Re: [Discussion] Update feature enhancement

Posted by ravipesala on
URL: http://apache-carbondata-dev-mailing-list-archive.168.s1.nabble.com/Discussion-Update-feature-enhancement-tp99769p100339.html

+1
Already partition loading uses the new segment to write the update delta
data.

It is better to make consistent across all. Creating new segment simplifies
the design.



On Mon, 14 Sep 2020 at 1:48 AM, Venkata Gollamudi <[hidden email]>
wrote:

> Hi David,
>
> +1
>
>
>
> Initially when segments concept is started, it is viewed as a folder which
>
> is incrementally added with time, so that data retention use-cases like
>
> "delete segments before a given date" were thought of.
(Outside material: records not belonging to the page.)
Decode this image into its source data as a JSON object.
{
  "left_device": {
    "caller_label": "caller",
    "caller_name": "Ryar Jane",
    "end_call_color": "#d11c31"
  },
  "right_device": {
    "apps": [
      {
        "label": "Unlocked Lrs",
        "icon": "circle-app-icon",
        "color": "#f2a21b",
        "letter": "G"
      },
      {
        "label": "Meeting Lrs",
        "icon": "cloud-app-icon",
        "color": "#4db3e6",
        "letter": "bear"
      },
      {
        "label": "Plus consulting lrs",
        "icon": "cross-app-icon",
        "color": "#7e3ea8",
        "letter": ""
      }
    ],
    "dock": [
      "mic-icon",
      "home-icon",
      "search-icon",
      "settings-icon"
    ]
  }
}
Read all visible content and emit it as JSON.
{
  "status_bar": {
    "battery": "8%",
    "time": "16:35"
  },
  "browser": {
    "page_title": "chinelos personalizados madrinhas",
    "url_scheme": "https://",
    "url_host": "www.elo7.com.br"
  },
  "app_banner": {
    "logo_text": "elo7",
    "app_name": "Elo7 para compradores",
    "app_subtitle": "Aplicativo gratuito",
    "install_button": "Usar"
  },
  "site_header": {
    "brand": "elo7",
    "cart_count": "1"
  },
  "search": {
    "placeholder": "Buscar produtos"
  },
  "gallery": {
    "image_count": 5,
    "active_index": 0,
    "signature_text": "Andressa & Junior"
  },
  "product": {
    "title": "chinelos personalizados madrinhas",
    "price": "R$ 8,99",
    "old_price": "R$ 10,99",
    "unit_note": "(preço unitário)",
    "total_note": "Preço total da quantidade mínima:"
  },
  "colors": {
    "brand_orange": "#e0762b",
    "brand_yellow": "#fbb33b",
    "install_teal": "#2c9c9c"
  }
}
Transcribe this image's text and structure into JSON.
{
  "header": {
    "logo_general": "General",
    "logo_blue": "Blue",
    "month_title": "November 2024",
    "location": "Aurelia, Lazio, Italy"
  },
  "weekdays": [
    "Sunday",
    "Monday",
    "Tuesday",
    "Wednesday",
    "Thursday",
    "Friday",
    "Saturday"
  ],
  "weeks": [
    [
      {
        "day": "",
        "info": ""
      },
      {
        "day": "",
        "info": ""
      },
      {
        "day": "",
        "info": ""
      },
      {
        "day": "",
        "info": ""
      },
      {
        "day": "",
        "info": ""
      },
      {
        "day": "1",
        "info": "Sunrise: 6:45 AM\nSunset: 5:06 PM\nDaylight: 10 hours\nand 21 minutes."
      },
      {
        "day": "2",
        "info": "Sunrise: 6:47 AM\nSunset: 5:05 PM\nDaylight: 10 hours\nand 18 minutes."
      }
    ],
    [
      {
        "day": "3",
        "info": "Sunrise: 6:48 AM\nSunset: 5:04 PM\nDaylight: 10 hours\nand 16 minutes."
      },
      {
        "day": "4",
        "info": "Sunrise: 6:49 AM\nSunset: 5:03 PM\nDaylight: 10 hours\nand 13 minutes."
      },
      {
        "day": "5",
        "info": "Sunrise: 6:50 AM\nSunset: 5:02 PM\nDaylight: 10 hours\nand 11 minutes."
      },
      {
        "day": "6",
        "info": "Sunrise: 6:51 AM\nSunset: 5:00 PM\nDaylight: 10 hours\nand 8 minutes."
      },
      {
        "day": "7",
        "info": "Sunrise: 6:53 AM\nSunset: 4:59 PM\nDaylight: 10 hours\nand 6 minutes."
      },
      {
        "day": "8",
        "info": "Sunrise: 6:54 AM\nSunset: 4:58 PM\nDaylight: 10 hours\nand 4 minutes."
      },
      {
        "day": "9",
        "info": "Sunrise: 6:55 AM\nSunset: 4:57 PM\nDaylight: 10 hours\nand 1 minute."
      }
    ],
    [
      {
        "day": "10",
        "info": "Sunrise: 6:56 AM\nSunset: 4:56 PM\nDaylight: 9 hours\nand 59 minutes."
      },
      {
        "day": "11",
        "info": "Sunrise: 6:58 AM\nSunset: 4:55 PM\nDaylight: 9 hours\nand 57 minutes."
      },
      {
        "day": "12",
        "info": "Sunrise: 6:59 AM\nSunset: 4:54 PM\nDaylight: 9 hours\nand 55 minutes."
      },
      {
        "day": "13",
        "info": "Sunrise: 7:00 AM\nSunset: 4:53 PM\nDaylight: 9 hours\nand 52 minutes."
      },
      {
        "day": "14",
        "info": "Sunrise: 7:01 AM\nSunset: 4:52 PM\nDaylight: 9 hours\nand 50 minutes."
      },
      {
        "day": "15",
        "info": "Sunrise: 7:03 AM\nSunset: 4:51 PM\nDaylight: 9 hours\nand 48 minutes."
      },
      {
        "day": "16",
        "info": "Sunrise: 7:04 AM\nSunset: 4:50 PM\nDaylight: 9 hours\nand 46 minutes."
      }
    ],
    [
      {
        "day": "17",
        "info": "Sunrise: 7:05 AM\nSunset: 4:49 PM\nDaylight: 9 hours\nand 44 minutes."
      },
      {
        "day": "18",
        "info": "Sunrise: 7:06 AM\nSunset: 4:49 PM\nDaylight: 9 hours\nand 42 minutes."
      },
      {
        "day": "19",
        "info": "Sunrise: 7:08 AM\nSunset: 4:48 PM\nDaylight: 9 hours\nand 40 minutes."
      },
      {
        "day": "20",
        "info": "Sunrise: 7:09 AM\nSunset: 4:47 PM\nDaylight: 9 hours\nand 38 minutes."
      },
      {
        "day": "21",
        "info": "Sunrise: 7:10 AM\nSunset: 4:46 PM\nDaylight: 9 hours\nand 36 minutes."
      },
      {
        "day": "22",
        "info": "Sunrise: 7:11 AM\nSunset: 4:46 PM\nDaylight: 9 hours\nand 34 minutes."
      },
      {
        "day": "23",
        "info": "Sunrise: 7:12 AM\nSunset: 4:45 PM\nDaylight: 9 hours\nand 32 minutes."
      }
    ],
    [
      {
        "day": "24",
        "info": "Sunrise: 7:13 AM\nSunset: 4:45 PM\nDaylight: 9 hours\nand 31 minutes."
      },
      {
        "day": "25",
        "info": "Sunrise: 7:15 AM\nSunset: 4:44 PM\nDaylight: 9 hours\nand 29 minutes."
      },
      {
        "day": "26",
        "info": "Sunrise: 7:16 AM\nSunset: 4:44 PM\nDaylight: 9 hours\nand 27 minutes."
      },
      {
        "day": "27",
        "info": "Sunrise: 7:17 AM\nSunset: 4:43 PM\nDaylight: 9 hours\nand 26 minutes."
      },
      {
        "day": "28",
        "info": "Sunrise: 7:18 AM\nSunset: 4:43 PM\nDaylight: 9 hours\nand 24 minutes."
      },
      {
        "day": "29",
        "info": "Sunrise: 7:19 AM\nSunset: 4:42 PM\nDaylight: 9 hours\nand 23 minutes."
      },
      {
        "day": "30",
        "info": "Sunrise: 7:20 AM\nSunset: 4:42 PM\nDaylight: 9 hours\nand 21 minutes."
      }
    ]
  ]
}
In that case if
>
> updated records are written into new segment, then old records will become
>
> new records and retention model will not work on that data. So update
>
> records were written to the same segment folder.
>
>
>
> But later as the partition concept was introduced, that will be a clean
>
> method to implement retention or even using a delete by time column is a
>
> better method.
>
> So inserting new records into the new segment makes sense.
>
>
>
> Only disadvantage can be later supporting one column data update/replace
>
> feature which Likun was mentioning previously.
>
>
>
> So to generalize, update feature can support inserting the updated records
>
> to new segment. The logic to reload indexes when segments are updated can
>
> still be there, however when there is no insert of data to old segments,
>
> reload of indexes needs to be avoided.
>
>
>
> Increasing the number of segments need not be a reason for this to go
>
> ahead, as the problem of increasing segments anyway is a problem and needs
>
> to be solved using compaction either horizontal or vertical. Also
>
> optimization of segment file storage either filebased or DB based(embedded
>
> or external) for too big deployments needs to be solved independently.
>
>
>
> Regards,
>
> Ramana
>
>
>
> On Sat, Sep 5, 2020 at 7:58 AM Ajantha Bhat <[hidden email]> wrote:
>
>
>
> > Hi David. Thanks for proposing this.
>
> >
>
> > *+1 from my side.*
>
> >
>
> > I have seen users with 200K segments table stored in cloud.
>
> > It will be really slow to reload all the segments where update happened
> for
>
> > indexes like SI, min-max, MV.
>
> >
>
> > So, it is good to write as a new segment
>
> > and just load new segment indexes. (try to reuse this flow
>
> > UpdateTableModel.loadAsNewSegment
>
> > = true)
>
> >
>
> > and user can compact the segments to avoid many new segments created by
>
> > update.
>
> > and we can also move the compacted segments to table status history I
> guess
>
> > to avoid more entries in table status.
>
> >
>
> > Thanks,
>
> > Ajantha
>
> >
>
> >
>
> >
>
> > On Fri, Sep 4, 2020 at 1:48 PM David CaiQiang <[hidden email]>
>
> > wrote:
>
> >
>
> > > Hi Akash,
>
> > >
>
> > >     3. Update operation contain a insert operation.  Update operation
>
> > will
>
> > > do the same thing how the insert operation process this issue.
>
> > >
>
> > >
>
> > >
>
> > > -----
>
> > > Best Regards
>
> > > David Cai
>
> > > --
>
> > > Sent from:
>
> > >
> http://apache-carbondata-dev-mailing-list-archive.1130556.n5.nabble.com/
>
> > >
>
> >
>
> --
Thanks & Regards,
Ravi